Milletimiz milli iradenin çiğnenmesine izin vermemiştir. Bu menfur saldırı karşısında bütün milletimiz birlikte hareket ederek bu hain kalkışmaya dur demiştir. Üzülerek ifade edelim ki; bu cuntacı kalkışmaya adını veren yapının uzun yıllar boyu inançlı samimi insanların saf dini duygularını istismar ederek zaman içerisinde dini motifli bir ihanet şebekesine dönüştüğü ve devleti ele geçirme hayalleri kurarak, hile, aldatma, ayartma, beyin yıkama, usulsüzlük yapma ve şantaj gibi türlü yollarla sivil ve askeri bürokrasiyi ele geçirmeye çalıştığı anlaşılmaktadır.
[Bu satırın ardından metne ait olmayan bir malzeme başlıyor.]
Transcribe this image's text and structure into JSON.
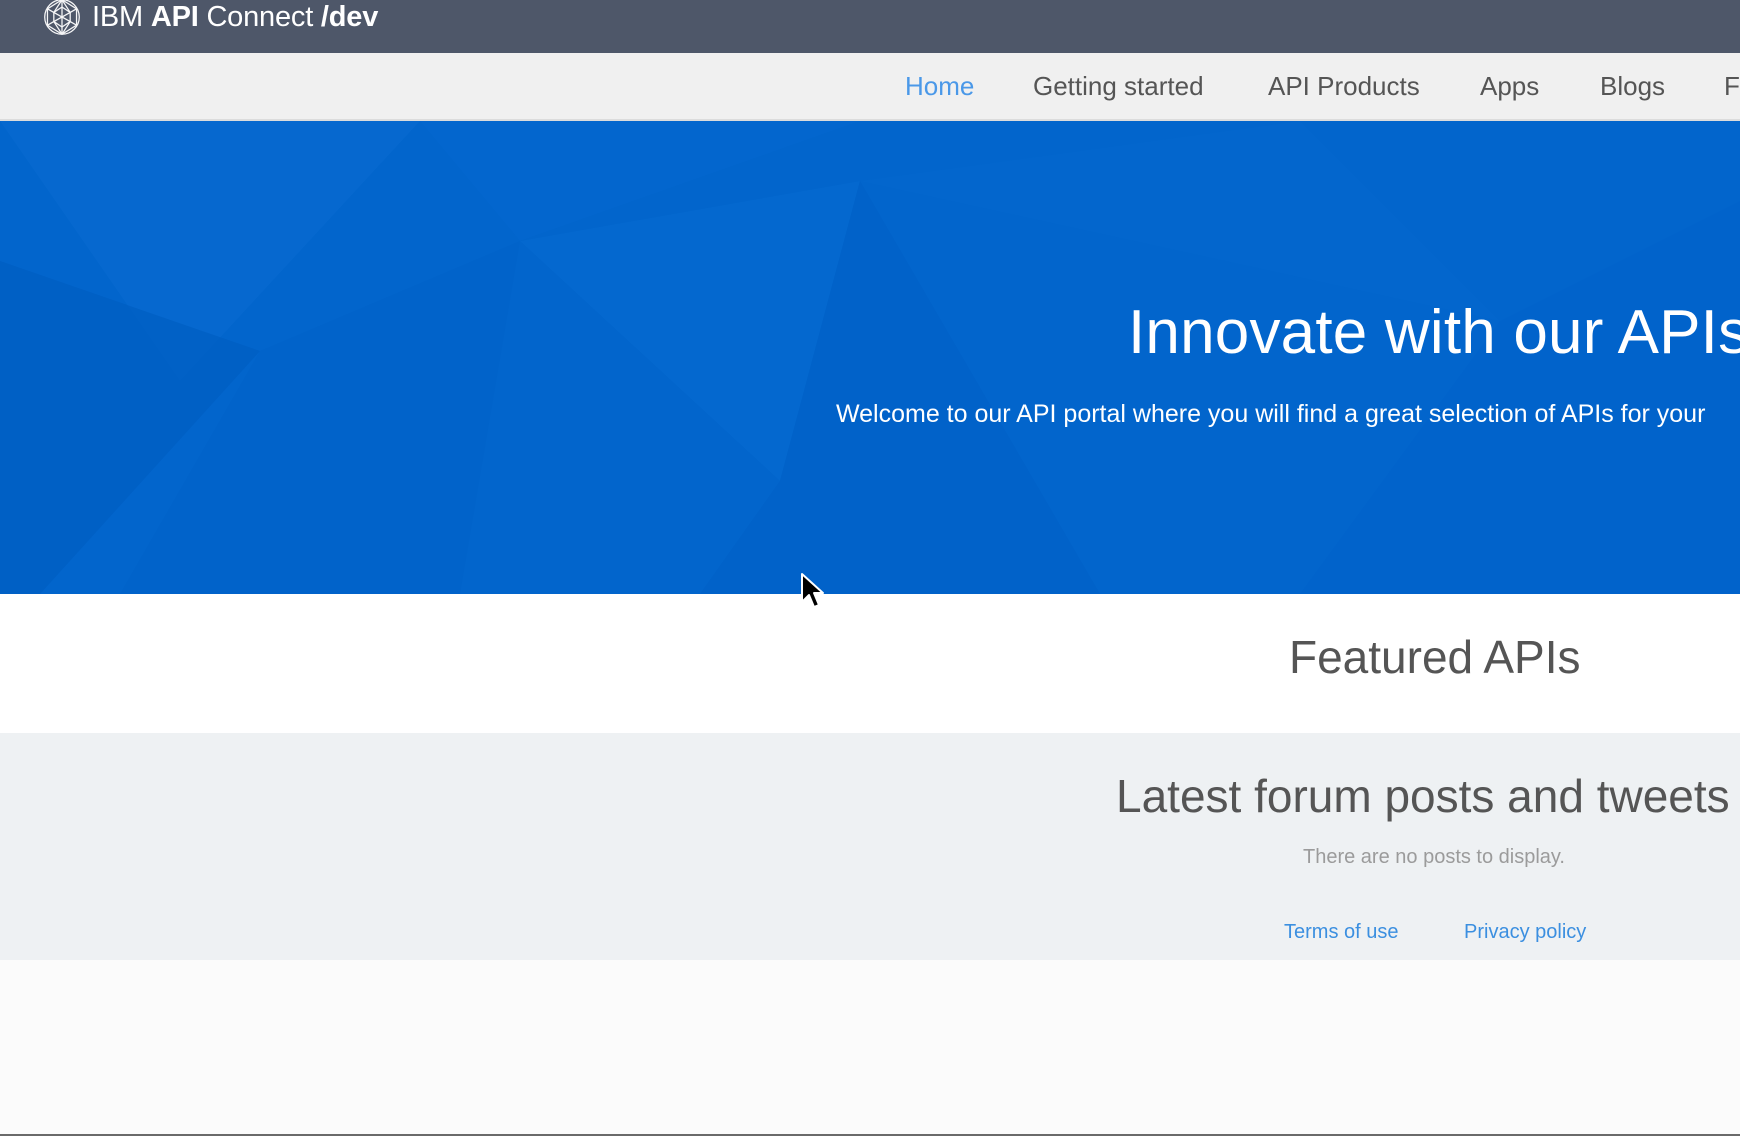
{
  "header": {
    "brand_prefix": "IBM",
    "brand_api": "API",
    "brand_connect": "Connect",
    "brand_suffix": "/dev",
    "logo_icon": "ibm-geodesic-sphere-icon"
  },
  "nav": {
    "items": [
      {
        "label": "Home",
        "active": true
      },
      {
        "label": "Getting started"
      },
      {
        "label": "API Products"
      },
      {
        "label": "Apps"
      },
      {
        "label": "Blogs"
      },
      {
        "label": "F"
      }
    ]
  },
  "hero": {
    "title": "Innovate with our APIs",
    "subtitle": "Welcome to our API portal where you will find a great selection of APIs for your"
  },
  "featured": {
    "heading": "Featured APIs"
  },
  "latest": {
    "heading": "Latest forum posts and tweets",
    "empty_message": "There are no posts to display."
  },
  "footer": {
    "terms": "Terms of use",
    "privacy": "Privacy policy"
  },
  "colors": {
    "topbar": "#4e5769",
    "nav_bg": "#f0f0f0",
    "nav_active": "#4a98e8",
    "hero_bg": "#0265cc",
    "latest_bg": "#eef1f3",
    "link": "#3b8fe0"
  },
  "cursor": {
    "icon": "mouse-pointer-icon"
  }
}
CUNTACI DARBE GİRİŞİMİNİN GÜDÜMLÜ FETÖ/PDY'NİN GERÇEKLEŞTİRDİĞİ MİLLETİN HAKİM KANAATİ

Kamu kurumlarındaki sinsi örgütlenmesinin bu kalkışma ile hangi boyutlara eriştiği, hangi stratejik noktalara kadar ulaştıkları açıkça görülmüştür. Masum insanların maneviyatını çalarak din duygularını istismar ederek muğlak ve demagojik söylemlerle, mistik hezeyanlarla aldattıkları masum insanları iradeleri ellerinden alınmış birer güdümlü unsura dönüştürmüşlerdir. Bu cuntacı darbe girişiminin güdümlü FETÖ/PDY mensuplarınca gerçekleştirildiği milletin hakim kanaati olarak tescillenmiştir. Çalışma ve eylemlerini dini bir görüntü altında gerçekleştirerek milletin inanç ve sadakatinden nemalanan bu örgütün bütün kirli hayalleri artık açığa çıkmıştır.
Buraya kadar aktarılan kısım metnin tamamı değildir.